5*

9.7K 751 925
                                    

Chan ve mosmor olmuş gözünü görür görmez kolundan tutup revire sürüklemiştim onu. Gerçekten de hiç birşey göremiyordu, Seungmin çok fena vurmuş olmalı.

Gözüne pansuman yapmak için revire geldiğimizde hemşire burada yoktu kendi kendime bunlarda hep gerekli zamanda olmuyorlar diye mırıldandım.

Chanı bir sedalyeye oturtmuş gözüne pansuman için birşeyler ararken ona bir ağrı kesici vermiştim ardından tekrar pansumanını yapıp onu sedyeden kaldırdım ve sınıfa yolladım bende gitmek için pansuman eşyalarını toplayıp yerine koyacakken arkamı döndüğümde arkamdaki kapının bana çarpma ihtimalini hiç düşünmemiştim.

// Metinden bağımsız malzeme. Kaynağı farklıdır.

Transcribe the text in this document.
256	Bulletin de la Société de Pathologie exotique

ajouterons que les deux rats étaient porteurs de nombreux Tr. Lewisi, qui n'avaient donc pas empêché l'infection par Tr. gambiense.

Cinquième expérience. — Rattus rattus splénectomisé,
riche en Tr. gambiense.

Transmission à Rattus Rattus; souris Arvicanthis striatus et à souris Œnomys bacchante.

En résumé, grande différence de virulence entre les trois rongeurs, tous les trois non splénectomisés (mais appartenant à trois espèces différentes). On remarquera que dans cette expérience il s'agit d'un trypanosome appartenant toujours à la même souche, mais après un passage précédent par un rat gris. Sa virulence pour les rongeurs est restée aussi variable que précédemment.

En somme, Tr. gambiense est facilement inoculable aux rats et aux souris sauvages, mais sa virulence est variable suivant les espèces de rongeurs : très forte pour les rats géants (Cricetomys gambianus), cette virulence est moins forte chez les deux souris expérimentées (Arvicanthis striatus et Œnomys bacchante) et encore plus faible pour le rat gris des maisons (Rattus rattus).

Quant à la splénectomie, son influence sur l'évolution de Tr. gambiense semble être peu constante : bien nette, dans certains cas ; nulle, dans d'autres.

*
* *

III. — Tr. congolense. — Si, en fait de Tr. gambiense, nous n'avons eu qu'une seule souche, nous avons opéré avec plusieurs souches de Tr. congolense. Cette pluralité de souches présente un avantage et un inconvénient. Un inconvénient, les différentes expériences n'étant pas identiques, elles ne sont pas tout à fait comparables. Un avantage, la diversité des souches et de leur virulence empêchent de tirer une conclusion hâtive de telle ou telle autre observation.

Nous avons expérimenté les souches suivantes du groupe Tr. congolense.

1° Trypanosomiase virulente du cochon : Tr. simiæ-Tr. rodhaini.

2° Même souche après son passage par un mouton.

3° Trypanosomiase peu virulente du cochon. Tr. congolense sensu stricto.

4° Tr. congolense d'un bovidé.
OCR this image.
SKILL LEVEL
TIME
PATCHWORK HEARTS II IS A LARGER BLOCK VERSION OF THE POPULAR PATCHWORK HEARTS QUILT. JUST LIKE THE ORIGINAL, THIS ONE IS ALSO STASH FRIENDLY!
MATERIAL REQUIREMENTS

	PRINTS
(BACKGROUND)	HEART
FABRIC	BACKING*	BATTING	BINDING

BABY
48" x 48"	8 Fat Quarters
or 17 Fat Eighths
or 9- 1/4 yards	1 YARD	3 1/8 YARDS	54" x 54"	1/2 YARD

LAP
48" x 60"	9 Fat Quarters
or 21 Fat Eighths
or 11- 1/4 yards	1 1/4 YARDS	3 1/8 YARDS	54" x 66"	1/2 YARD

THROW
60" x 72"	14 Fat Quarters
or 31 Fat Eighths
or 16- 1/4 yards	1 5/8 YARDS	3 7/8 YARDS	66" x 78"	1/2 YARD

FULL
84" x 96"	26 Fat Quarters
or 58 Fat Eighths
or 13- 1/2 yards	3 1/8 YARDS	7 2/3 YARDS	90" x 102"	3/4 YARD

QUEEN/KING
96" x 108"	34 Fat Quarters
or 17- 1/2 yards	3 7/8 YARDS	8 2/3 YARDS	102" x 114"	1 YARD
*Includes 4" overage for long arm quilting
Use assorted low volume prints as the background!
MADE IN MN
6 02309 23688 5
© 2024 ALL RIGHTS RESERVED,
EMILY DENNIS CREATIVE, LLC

Açılan kapı kafama çarpınca revirde küçük bir çığlık attım, gerçekten çok acımıştı. Kimin geldiğini görmek için kafamı kaldırdığında onu görmüştüm
Hwang Hyunjin...

Kendisi okulumuzun yakışıklı belası olur, tüm kızlar ona deli olmasına rağmen o hiç yüz vermez aksine daha çok tek başına dolanır erkeklerle bile dolanmaz. Eskiden üç arkadaş olarak takılırlardı; Hyunjin, Changbin ve Seungmin ama sonra aralarında kimsenin tam olarak gerçeğini bilemediği bir kavga olunca Seungmin onlarla takılmayı bırakmıştı.

Seungmin akıllı çalışkan bir öğrenciydi kendiyle pek övünmezdi ama o Hyunjin'in aksine tenefüslerde etrafında bin tane kızla gezerdi, bizim küçük ama büyük Chanımızda bir gün ona tutulu vermişti.

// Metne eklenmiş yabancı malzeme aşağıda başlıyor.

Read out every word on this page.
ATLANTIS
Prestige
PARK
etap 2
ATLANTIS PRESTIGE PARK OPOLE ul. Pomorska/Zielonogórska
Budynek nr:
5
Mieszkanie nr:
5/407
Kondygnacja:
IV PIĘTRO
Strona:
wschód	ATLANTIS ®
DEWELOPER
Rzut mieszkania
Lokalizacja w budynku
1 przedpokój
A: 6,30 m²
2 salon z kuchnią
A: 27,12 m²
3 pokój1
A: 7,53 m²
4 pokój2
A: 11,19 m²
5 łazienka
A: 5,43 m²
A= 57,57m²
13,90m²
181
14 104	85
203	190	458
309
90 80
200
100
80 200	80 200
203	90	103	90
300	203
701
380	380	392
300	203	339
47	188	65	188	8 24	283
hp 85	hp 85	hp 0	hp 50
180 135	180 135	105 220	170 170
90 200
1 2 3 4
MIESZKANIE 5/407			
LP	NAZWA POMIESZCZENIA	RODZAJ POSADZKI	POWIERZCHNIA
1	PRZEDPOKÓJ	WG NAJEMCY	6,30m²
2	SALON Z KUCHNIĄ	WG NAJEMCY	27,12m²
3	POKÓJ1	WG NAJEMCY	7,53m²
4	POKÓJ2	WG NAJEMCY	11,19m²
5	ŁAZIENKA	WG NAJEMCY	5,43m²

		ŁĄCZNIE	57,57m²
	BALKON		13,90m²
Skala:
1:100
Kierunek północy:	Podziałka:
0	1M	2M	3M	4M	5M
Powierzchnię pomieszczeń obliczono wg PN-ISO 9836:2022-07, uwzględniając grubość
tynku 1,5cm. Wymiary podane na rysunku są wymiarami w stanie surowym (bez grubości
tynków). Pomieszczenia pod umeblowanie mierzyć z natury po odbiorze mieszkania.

Kafamı kaldırıp Hyunjine baktıktan sonra karşımdaki görüntüden dolayı resmen ödüm kopmuştu.

Burnu kanıyor, dudağı ve kaşı patlamış ayrıca kafasından da kan geliyordu. Bu onların kesinlikle en büyük kavgasıydı.

"Aman tanrım Hyunjin."

"Çekil önümden cüce." Dedikten sonra yanımdan geçip bir yarabandı koparmaya başladı.

"Hey!"

Hyunjini bana dönüp karşılık verdi "Ne var!"

"Yardım edebilirim."

"Gerek yok." Diyerek önerimi kabul etmemişti.

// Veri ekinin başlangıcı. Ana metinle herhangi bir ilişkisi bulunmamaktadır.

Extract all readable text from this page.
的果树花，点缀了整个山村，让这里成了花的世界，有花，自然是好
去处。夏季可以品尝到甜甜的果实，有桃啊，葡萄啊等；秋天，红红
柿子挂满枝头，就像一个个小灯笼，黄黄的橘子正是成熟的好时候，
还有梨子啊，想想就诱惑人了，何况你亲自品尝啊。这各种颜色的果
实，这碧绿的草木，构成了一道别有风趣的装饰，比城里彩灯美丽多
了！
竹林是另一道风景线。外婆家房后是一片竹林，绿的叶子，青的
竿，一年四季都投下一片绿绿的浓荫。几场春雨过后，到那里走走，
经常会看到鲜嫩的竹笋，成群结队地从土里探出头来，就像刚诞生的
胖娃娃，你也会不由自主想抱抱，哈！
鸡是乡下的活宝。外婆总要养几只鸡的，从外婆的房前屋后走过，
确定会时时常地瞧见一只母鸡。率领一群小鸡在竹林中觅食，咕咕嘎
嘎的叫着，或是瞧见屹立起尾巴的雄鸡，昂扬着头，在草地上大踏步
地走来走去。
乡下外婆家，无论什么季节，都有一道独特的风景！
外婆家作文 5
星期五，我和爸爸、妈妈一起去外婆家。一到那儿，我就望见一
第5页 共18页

"Kafan kanıyor Hyunjin hem ayak bileğinde de sorun var belliki çünkü yürüyemiyorsun ve sanırım karnında da çünkü bir kolunla da orayı tutuyorsun."

Hyunjin hayretle bana baktı "kavgayı izlemedin mi?"

"Hayır."

"İyi o zaman yardım edebilirsin."

Kendisini aşırı sevmesem de onu bu halde yanlız bırakmadım eğer biraz daha böyle kalırsa kan kaybından ölebilirdi diyebilirim.

Kafasındaki yaraya önce pansuman yapıp bir yara bandı yapıştırdım ardından burnuna aynı şeyi yaptım, patlayan dudağı için yapabilecek hiç bir şeyim yoktu o kendi kendine iyileşebilirdi ama patlayan kaşına dikiş atılmalıydı ve bende bir doktor değildim onun için sadece oraya kanamayı durdurması için bir peçete koydum.

"Bunları nerden biliyorsun?"

"Ailem doktor. Ya senin?"

"Benim ailem yok."

"Nasıl yani?"

"En son beni evlatlıktan reddedip Japonya'ya gittiler."

"Üzüldüm."

"Üzülmene gerek yok."

"Ayak bileğinede bakabilir miyim?" Dedikten sonra ayağını bana uzattı. Çok şişmişti ve şişkinliği indirmek için bir buz koymak iyi olurdu.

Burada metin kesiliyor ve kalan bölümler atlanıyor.